Staci Simonich, study leader and an associate professor of chemistry and environmental toxicology at Oregon State University, along with Yuling Jia, study co-author and a postdoctoral research associate at Oregon State University, and a team of researchers, discovered that the air pollution control measures placed in Beijing for the 2008 Olympic Games could reduce the number of lifetime cases of lung cancer by 10,000 if continued.  

China has become heavily polluted due to the growing population, industrialization, biomass burning and the use of fossil fuels. In Beijing, for example, the number of vehicles increases by 13 percent every year. Approximately 300,000 people die in China annually due to lung cancer and heart disease associated with air pollution. In Beijing alone, the current level of polycyclic aromatic hydrocarbons (PAHs) would lead to 21,200 lifetime cases of lung cancer. 

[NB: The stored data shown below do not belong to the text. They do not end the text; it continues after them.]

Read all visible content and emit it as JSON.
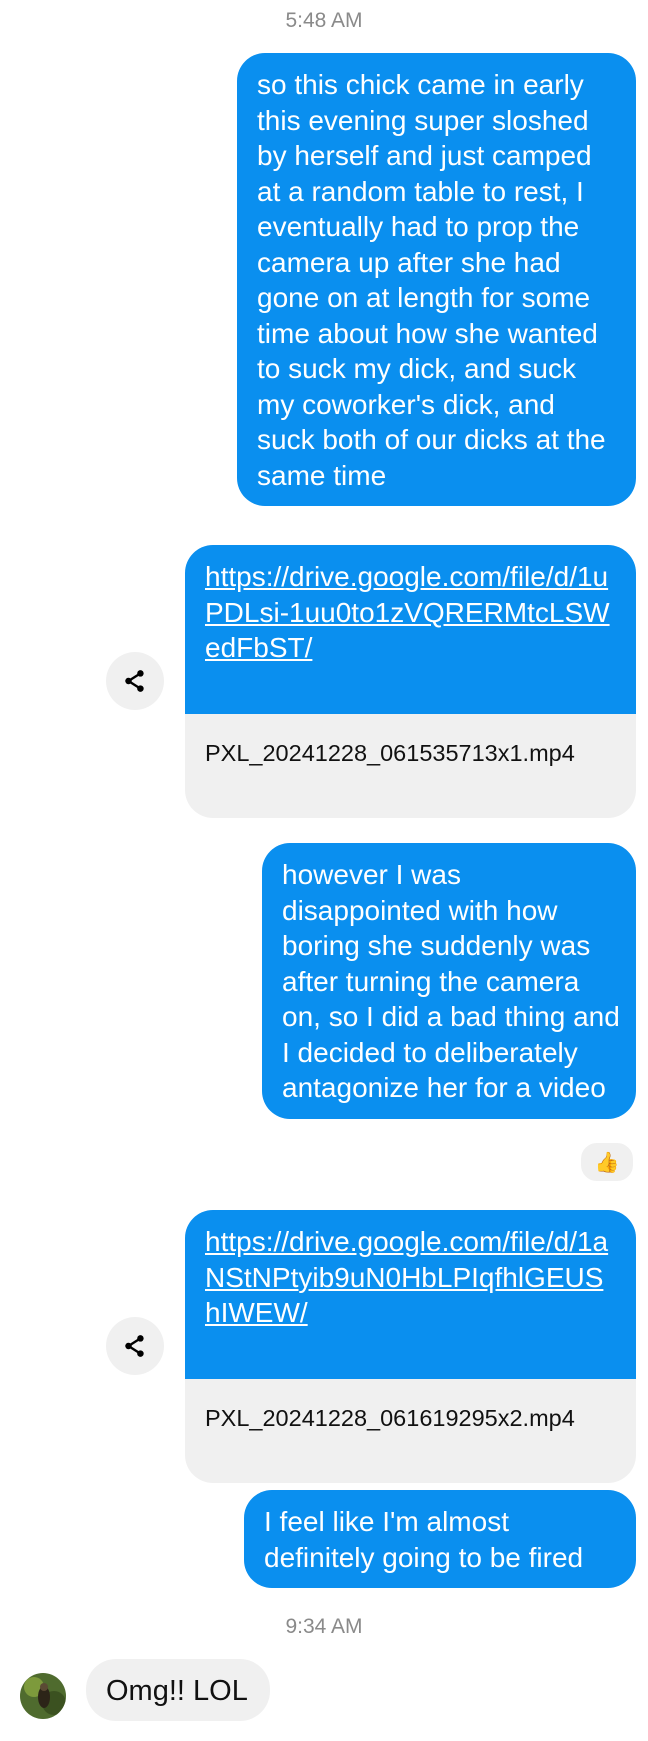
{
  "thread": {
    "timestamp_1": "5:48 AM",
    "timestamp_2": "9:34 AM"
  },
  "messages": {
    "m1": "so this chick came in early this evening super sloshed by herself and just camped at a random table to rest, I eventually had to prop the camera up after she had gone on at length for some time about how she wanted to suck my dick, and suck my coworker's dick, and suck both of our dicks at the same time",
    "m2_link": "https://drive.google.com/file/d/1uPDLsi-1uu0to1zVQRERMtcLSWedFbST/",
    "m2_file": "PXL_20241228_061535713x1.mp4",
    "m3": "however I was disappointed with how boring she suddenly was after turning the camera on, so I did a bad thing and I decided to deliberately antagonize her for a video",
    "m3_reaction": "👍",
    "m4_link": "https://drive.google.com/file/d/1aNStNPtyib9uN0HbLPIqfhlGEUShIWEW/",
    "m4_file": "PXL_20241228_061619295x2.mp4",
    "m5": "I feel like I'm almost definitely going to be fired",
    "m6": "Omg!! LOL"
  },
  "icons": {
    "share": "share-icon",
    "reaction": "thumbs-up-emoji",
    "avatar": "contact-avatar"
  },
  "colors": {
    "outgoing_bubble": "#0a8fef",
    "incoming_bubble": "#f0f0f0",
    "timestamp": "#8a8a8a"
  }
}
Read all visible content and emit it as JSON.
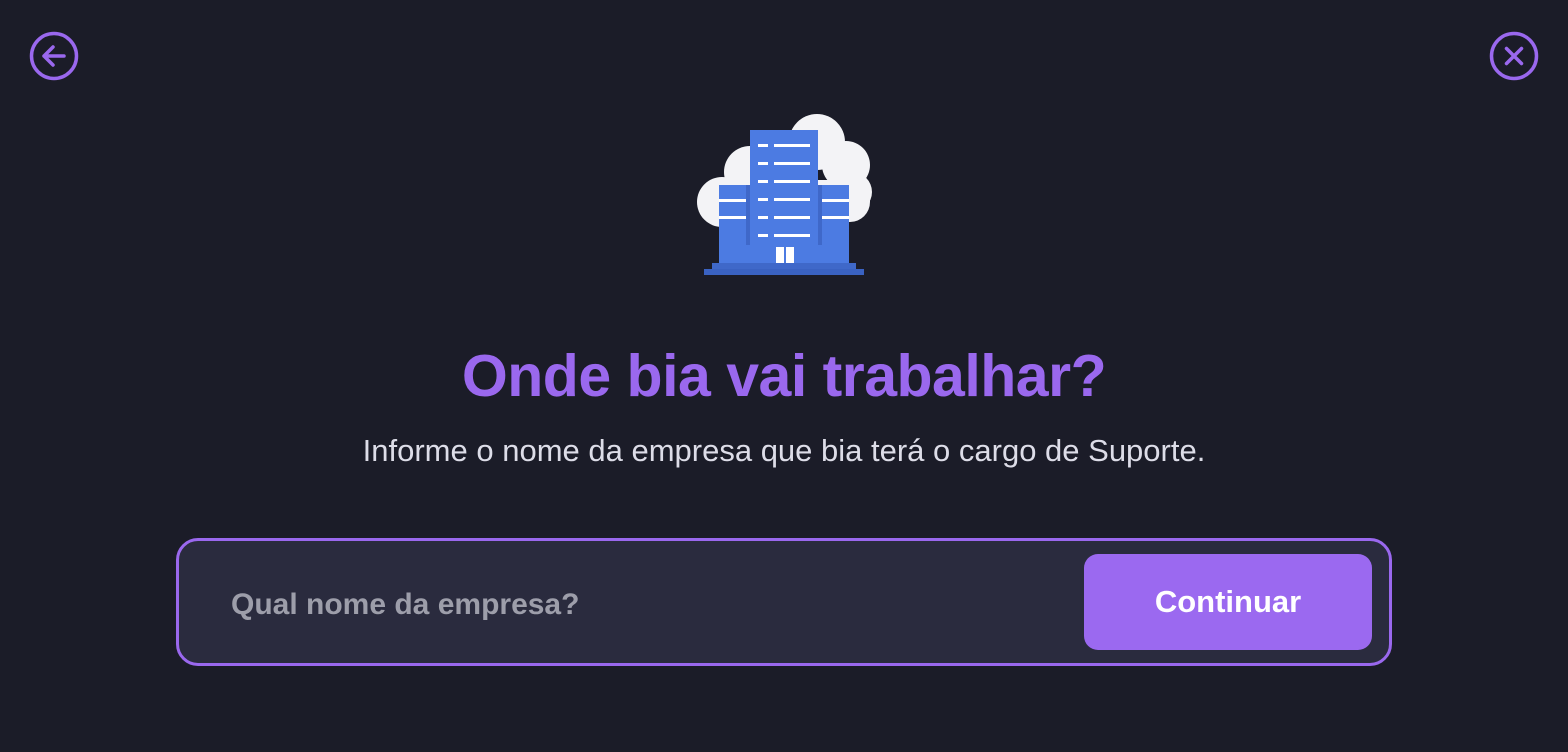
{
  "nav": {
    "back_icon": "arrow-left-circle-icon",
    "close_icon": "x-circle-icon"
  },
  "illustration": {
    "icon": "office-building-cloud-icon"
  },
  "heading": {
    "title": "Onde bia vai trabalhar?",
    "subtitle": "Informe o nome da empresa que bia terá o cargo de Suporte."
  },
  "form": {
    "company_input": {
      "value": "",
      "placeholder": "Qual nome da empresa?"
    },
    "continue_label": "Continuar"
  },
  "colors": {
    "background": "#1b1c28",
    "accent": "#9a68ee",
    "input_background": "#2a2b3e",
    "building_blue": "#4c7be2",
    "cloud": "#f3f3f6",
    "subtitle_text": "#dddde8",
    "placeholder_text": "#9d9eaa"
  }
}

In this study, researchers examined the carcinogenic impact and chemical composition of PAH pollutants, which is a group of compounds that come from most types of combustion, including car exhaust and coal-burning power plants.  

PAHs are common pollutants found in China, but other teams of scientists from Oregon State University have found that the PAH levels are so high in some Asian nations that the compounds are traveling across the Pacific Ocean to the United States.  

With growing concerns regarding citizens in China and other Asian nations as well as the United States, the Oregon State University researchers studied the effects the air pollution control measures were having, and concluded that the continuous use of these measures would have a significant impact on the overall risk of lung cancer in citizens. 

"PAH pollution was definitely reduced by the actions China took during the 2008 Olympics, such as restricting vehicle use, decreasing coal combustion and closing some pollution-emitting factories," said Simonich. "That's a positive step, and it shows that if such steps were continued it could lead to a significant reduction in cancer risk from these types of pollutants." 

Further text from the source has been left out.